To be honest that seems a little bit of a stretch from the actual research. In essence this tested how good babies were at identifying the location of a tactile stimulus. The researchers spent their time tickling babies and seeing whether the babies looked in the direction of the tickle or not (the life of science is tough, but somebody’s got to do it). Perhaps surprisingly, perhaps not, the babies were in general pretty good at this. In fact the youngest ones were less likely to be confused by crossing their legs before tickling their feet, something that reduced the older ones’ success rate to chance levels, and in fact impairs the performance of adults too.
The reason for this is taken to be that long experience leads us to assume a stimulus to our right hand will match an event in the right visual field, and so on. After the correlations are well established the brain basically stops bothering to check and is then liable to be confused when the right hand (or foot) is actually on the left, or vice versa.
This reminded me a bit of something I noticed with my own daughters: when they were very small their fingers all worked independently and were often splayed out, with single fingers moving quite independently; but in due course they seemed to learn that not much is achieved in most circumstances by using the four digits separately and that you might as well use them in concert by default to help with grasping, as most of us mostly do except when using a keyboard.
Very young babies haven’t had time to learn any of this and so are not confused by laterally inconsistent messages. The Goldsmiths’ team read this as meaning that they are in essence just aware of their own bodies, not aware of them in relation to the world. It could be so, but I’m not sure it’s the only interpretation. Perhaps it’s just not that complex.
There are other reasons to think that babies are sort of solipsistic. There’s some suggestive evidence these days that babies are conscious of their surroundings earlier than we once thought, but until recently it’s been thought that self-awareness didn’t dawn until around fifteen months, with younger babies unaware of any separation between themselves and the world. This was partly based on the popular mirror test, where a mark is covertly put on the subject’s face. When shown themselves in a mirror, some touch the mark; this is taken to show awareness that the reflection is them, and hence a clear sign of self awareness. The test has been used to indicate that such self-awareness is mainly a human thing, though also present in some apes, elephants, and so on.
The interpretation of the mirror test always seemed dubious to me. Failure to touch your own face might not mean you’ve failed to recognise yourself; contrariwise, you might think the reflection was someone else but still be motivated to check your own face to see whether you too had a mark. If people out there are getting marked, wouldn’t you want to check?

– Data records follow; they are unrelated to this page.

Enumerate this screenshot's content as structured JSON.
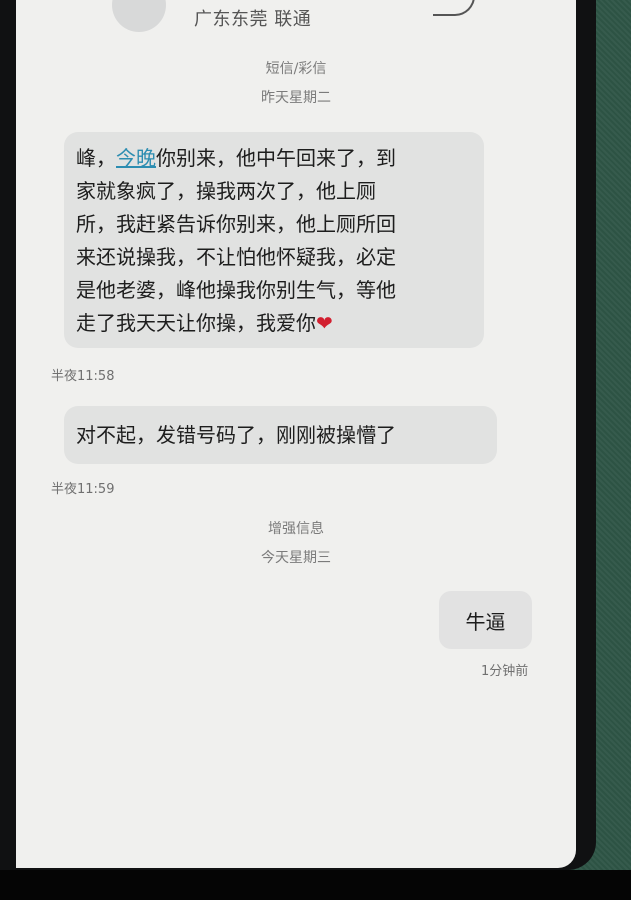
{
  "header": {
    "contact_title": "广东东莞 联通"
  },
  "thread_meta": {
    "message_type": "短信/彩信",
    "date_yesterday": "昨天星期二",
    "enhanced_label": "增强信息",
    "date_today": "今天星期三"
  },
  "messages": [
    {
      "lines": [
        [
          "峰，",
          "今晚",
          "你别来，他中午回来了，到"
        ],
        "家就象疯了，操我两次了，他上厕",
        "所，我赶紧告诉你别来，他上厕所回",
        "来还说操我，不让怕他怀疑我，必定",
        "是他老婆，峰他操我你别生气，等他",
        [
          "走了我天天让你操，我爱你",
          "❤"
        ]
      ],
      "time": "半夜11:58"
    },
    {
      "text": "对不起，发错号码了，刚刚被操懵了",
      "time": "半夜11:59"
    },
    {
      "text": "牛逼",
      "time": "1分钟前"
    }
  ],
  "colors": {
    "link": "#2c8db1",
    "heart": "#d21f2f",
    "bubble": "#e1e2e1",
    "screen": "#f0f0ee"
  }
}
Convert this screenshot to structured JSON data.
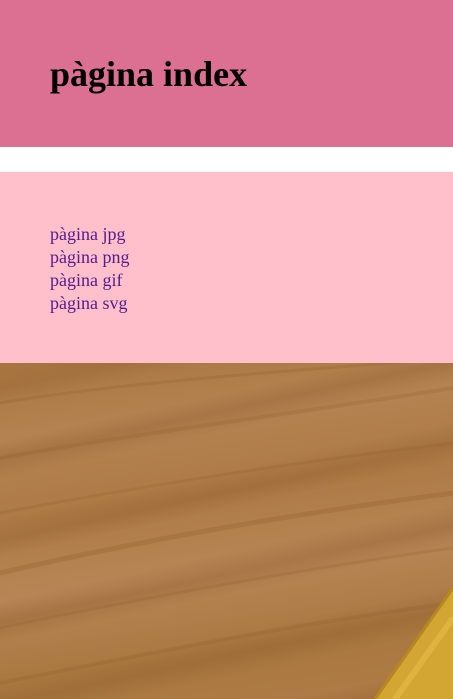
{
  "header": {
    "title": "pàgina index",
    "background_color": "#db7093"
  },
  "nav": {
    "background_color": "#ffc0cb",
    "link_color": "#551a8b",
    "links": [
      {
        "label": "pàgina jpg"
      },
      {
        "label": "pàgina png"
      },
      {
        "label": "pàgina gif"
      },
      {
        "label": "pàgina svg"
      }
    ]
  },
  "photo": {
    "subject": "wood grain with yellow object corner"
  }
}
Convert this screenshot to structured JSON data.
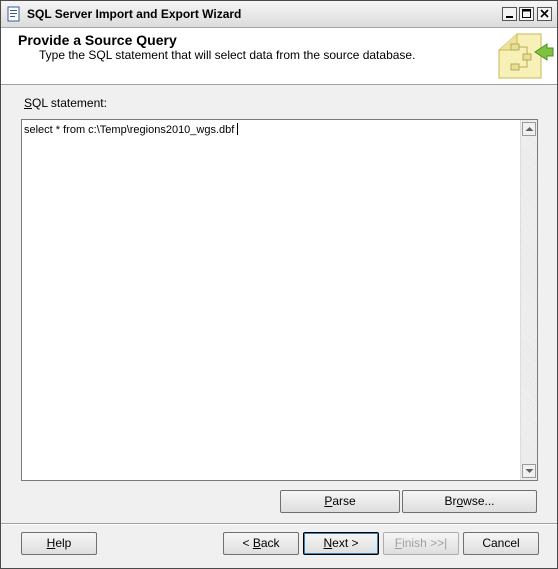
{
  "window": {
    "title": "SQL Server Import and Export Wizard"
  },
  "header": {
    "title": "Provide a Source Query",
    "subtitle": "Type the SQL statement that will select data from the source database."
  },
  "sql": {
    "label_prefix": "",
    "label_mnemonic": "S",
    "label_rest": "QL statement:",
    "value": "select * from c:\\Temp\\regions2010_wgs.dbf"
  },
  "buttons": {
    "parse": {
      "mnemonic": "P",
      "rest": "arse"
    },
    "browse": {
      "prefix": "Br",
      "mnemonic": "o",
      "rest": "wse..."
    },
    "help": {
      "mnemonic": "H",
      "rest": "elp"
    },
    "back": {
      "prefix": "< ",
      "mnemonic": "B",
      "rest": "ack"
    },
    "next": {
      "mnemonic": "N",
      "rest": "ext >"
    },
    "finish": {
      "mnemonic": "F",
      "rest": "inish >>|"
    },
    "cancel": {
      "label": "Cancel"
    }
  },
  "icons": {
    "app": "wizard-app-icon",
    "minimize": "minimize-icon",
    "maximize": "maximize-icon",
    "close": "close-icon",
    "header_graphic": "data-transfer-graphic"
  }
}
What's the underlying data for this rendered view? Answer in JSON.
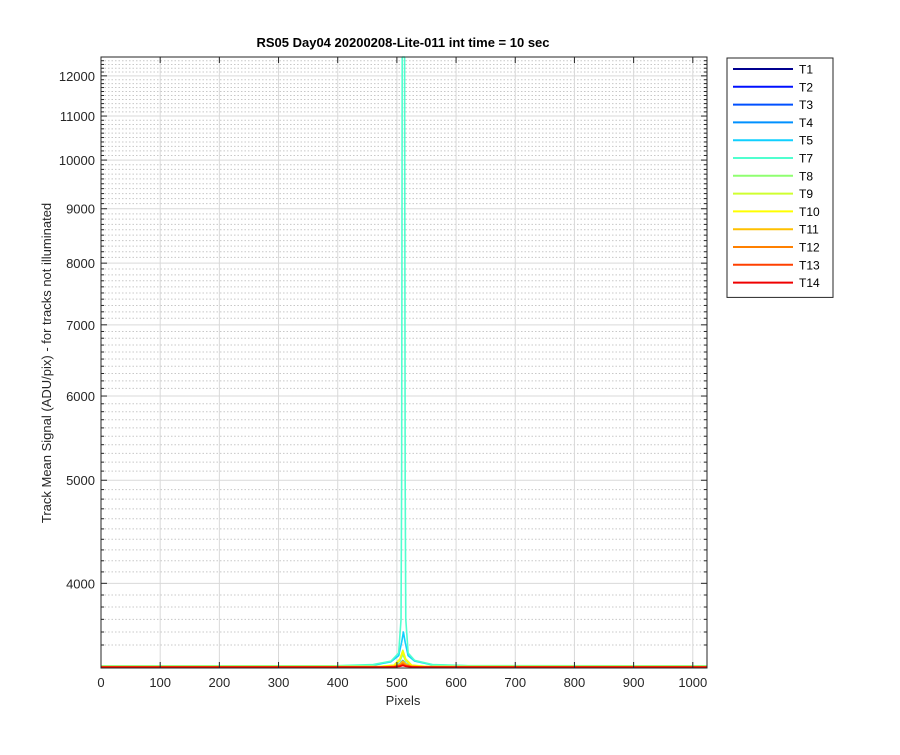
{
  "chart_data": {
    "type": "line",
    "title": "RS05 Day04 20200208-Lite-011 int time = 10 sec",
    "xlabel": "Pixels",
    "ylabel": "Track Mean Signal (ADU/pix) - for tracks not illuminated",
    "xlim": [
      0,
      1024
    ],
    "ylim": [
      3330,
      12500
    ],
    "yscale": "log",
    "grid": true,
    "legend_position": "outside-top-right",
    "x_ticks": [
      0,
      100,
      200,
      300,
      400,
      500,
      600,
      700,
      800,
      900,
      1000
    ],
    "x_tick_labels": [
      "0",
      "100",
      "200",
      "300",
      "400",
      "500",
      "600",
      "700",
      "800",
      "900",
      "1000"
    ],
    "y_ticks": [
      4000,
      5000,
      6000,
      7000,
      8000,
      9000,
      10000,
      11000,
      12000
    ],
    "y_tick_labels": [
      "4000",
      "5000",
      "6000",
      "7000",
      "8000",
      "9000",
      "10000",
      "11000",
      "12000"
    ],
    "y_minor_ticks": [
      3500,
      3600,
      3700,
      3800,
      3900,
      4100,
      4200,
      4300,
      4400,
      4500,
      4600,
      4700,
      4800,
      4900,
      5100,
      5200,
      5300,
      5400,
      5500,
      5600,
      5700,
      5800,
      5900,
      6100,
      6200,
      6300,
      6400,
      6500,
      6600,
      6700,
      6800,
      6900,
      7100,
      7200,
      7300,
      7400,
      7500,
      7600,
      7700,
      7800,
      7900,
      8100,
      8200,
      8300,
      8400,
      8500,
      8600,
      8700,
      8800,
      8900,
      9100,
      9200,
      9300,
      9400,
      9500,
      9600,
      9700,
      9800,
      9900,
      10100,
      10200,
      10300,
      10400,
      10500,
      10600,
      10700,
      10800,
      10900,
      11100,
      11200,
      11300,
      11400,
      11500,
      11600,
      11700,
      11800,
      11900,
      12100,
      12200,
      12300,
      12400
    ],
    "series": [
      {
        "name": "T1",
        "color": "#00008f",
        "x": [
          0,
          480,
          495,
          505,
          510,
          515,
          525,
          540,
          1024
        ],
        "y": [
          3340,
          3340,
          3342,
          3350,
          3365,
          3350,
          3342,
          3340,
          3340
        ]
      },
      {
        "name": "T2",
        "color": "#0010ff",
        "x": [
          0,
          480,
          495,
          505,
          510,
          515,
          525,
          540,
          1024
        ],
        "y": [
          3340,
          3340,
          3343,
          3355,
          3375,
          3355,
          3343,
          3340,
          3340
        ]
      },
      {
        "name": "T3",
        "color": "#0050ff",
        "x": [
          0,
          480,
          495,
          505,
          510,
          515,
          525,
          540,
          1024
        ],
        "y": [
          3340,
          3340,
          3343,
          3356,
          3378,
          3356,
          3343,
          3340,
          3340
        ]
      },
      {
        "name": "T4",
        "color": "#0090ff",
        "x": [
          0,
          480,
          495,
          505,
          510,
          515,
          525,
          540,
          1024
        ],
        "y": [
          3341,
          3341,
          3345,
          3360,
          3385,
          3360,
          3345,
          3341,
          3341
        ]
      },
      {
        "name": "T5",
        "color": "#10d0ff",
        "x": [
          0,
          400,
          460,
          490,
          503,
          508,
          511,
          514,
          519,
          530,
          560,
          620,
          1024
        ],
        "y": [
          3345,
          3345,
          3350,
          3375,
          3420,
          3520,
          3600,
          3520,
          3420,
          3380,
          3352,
          3346,
          3345
        ]
      },
      {
        "name": "T7",
        "color": "#50ffcf",
        "x": [
          0,
          400,
          460,
          490,
          503,
          507,
          508,
          509,
          510,
          511,
          512,
          513,
          514,
          515,
          519,
          530,
          560,
          620,
          1024
        ],
        "y": [
          3345,
          3347,
          3355,
          3380,
          3440,
          3700,
          5000,
          12500,
          12500,
          12500,
          12500,
          12500,
          5000,
          3700,
          3440,
          3385,
          3355,
          3347,
          3345
        ]
      },
      {
        "name": "T8",
        "color": "#8fff70",
        "x": [
          0,
          470,
          495,
          505,
          510,
          515,
          525,
          550,
          1024
        ],
        "y": [
          3341,
          3341,
          3348,
          3380,
          3430,
          3380,
          3348,
          3341,
          3341
        ]
      },
      {
        "name": "T9",
        "color": "#cfff30",
        "x": [
          0,
          470,
          495,
          505,
          510,
          515,
          525,
          550,
          1024
        ],
        "y": [
          3341,
          3341,
          3350,
          3395,
          3460,
          3395,
          3350,
          3341,
          3341
        ]
      },
      {
        "name": "T10",
        "color": "#ffff00",
        "x": [
          0,
          470,
          495,
          505,
          510,
          515,
          525,
          550,
          1024
        ],
        "y": [
          3340,
          3340,
          3349,
          3390,
          3450,
          3390,
          3349,
          3340,
          3340
        ]
      },
      {
        "name": "T11",
        "color": "#ffc000",
        "x": [
          0,
          480,
          495,
          505,
          510,
          515,
          525,
          540,
          1024
        ],
        "y": [
          3339,
          3339,
          3343,
          3358,
          3380,
          3358,
          3343,
          3339,
          3339
        ]
      },
      {
        "name": "T12",
        "color": "#ff8000",
        "x": [
          0,
          480,
          495,
          505,
          510,
          515,
          525,
          540,
          1024
        ],
        "y": [
          3338,
          3338,
          3341,
          3350,
          3365,
          3350,
          3341,
          3338,
          3338
        ]
      },
      {
        "name": "T13",
        "color": "#ff4000",
        "x": [
          0,
          480,
          495,
          505,
          510,
          515,
          525,
          540,
          1024
        ],
        "y": [
          3337,
          3337,
          3339,
          3345,
          3355,
          3345,
          3339,
          3337,
          3337
        ]
      },
      {
        "name": "T14",
        "color": "#ef0000",
        "x": [
          0,
          480,
          495,
          505,
          510,
          515,
          525,
          540,
          1024
        ],
        "y": [
          3336,
          3336,
          3338,
          3342,
          3348,
          3342,
          3338,
          3336,
          3336
        ]
      }
    ]
  }
}
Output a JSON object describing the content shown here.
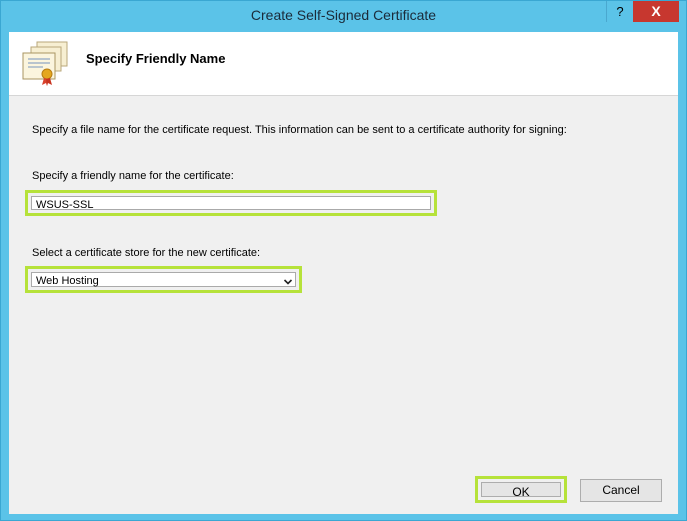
{
  "window": {
    "title": "Create Self-Signed Certificate",
    "help_label": "?",
    "close_label": "X"
  },
  "header": {
    "title": "Specify Friendly Name"
  },
  "content": {
    "description": "Specify a file name for the certificate request.  This information can be sent to a certificate authority for signing:",
    "friendly_name_label": "Specify a friendly name for the certificate:",
    "friendly_name_value": "WSUS-SSL",
    "store_label": "Select a certificate store for the new certificate:",
    "store_value": "Web Hosting"
  },
  "buttons": {
    "ok_label": "OK",
    "cancel_label": "Cancel"
  },
  "colors": {
    "window_frame": "#5bc3e8",
    "highlight": "#b6e23a",
    "close_button": "#c7372f"
  },
  "icons": {
    "header": "certificate-icon",
    "dropdown": "chevron-down-icon"
  }
}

Sure enough about five years ago evidence emerged that the mirror test is in fact very much affected by cultural factors and that many human beings outside the western world react quite differently to a mirror. It’s not all that surprising that if you’ve seen people use mirrors to put on make-up (or shave) regularly your reactions to one might be affected. If we were to rely on the mirror test, it seems many Kenyan six-year-olds would be deemed unaware of their own existence.
Of course the question is in one sense absurd: to be any kind of solipsist is, strictly speaking, to hold an explicit philosophical position which requires quite advanced linguistic and conceptual apparatus which small infants certainly don’t have. For the question to be meaningful we have to have a clear view about what kinds of beliefs babies can be said to hold. I don’t doubt that hold some inexplicit ones, and that we go on holding beliefs in the same way alongside others at many different levels. If we reach out to catch a ball we can in some sense be said to hold the belief that it is following a certain path, although we may not have entertained any conscious thoughts on the matter. At the other end of the spectrum, where we solemnly swear to tell the truth, the whole truth, and nothing but the truth, the belief has been formulated with careful specificity and we have (one hopes) deliberated inwardly at the most abstract levels of thought about the meaning of the oath. The complex and many-layered ways in which we can believe things have yet to be adequately clarified I think; a huge project and since introspection is apparently the only way to tackle it, a daunting one.
For me the only certain moral to be drawn from all the baby-tickling is one which philosophers might recognise: the process of learning about the world is at root a matter of entering into worse and grander confusions.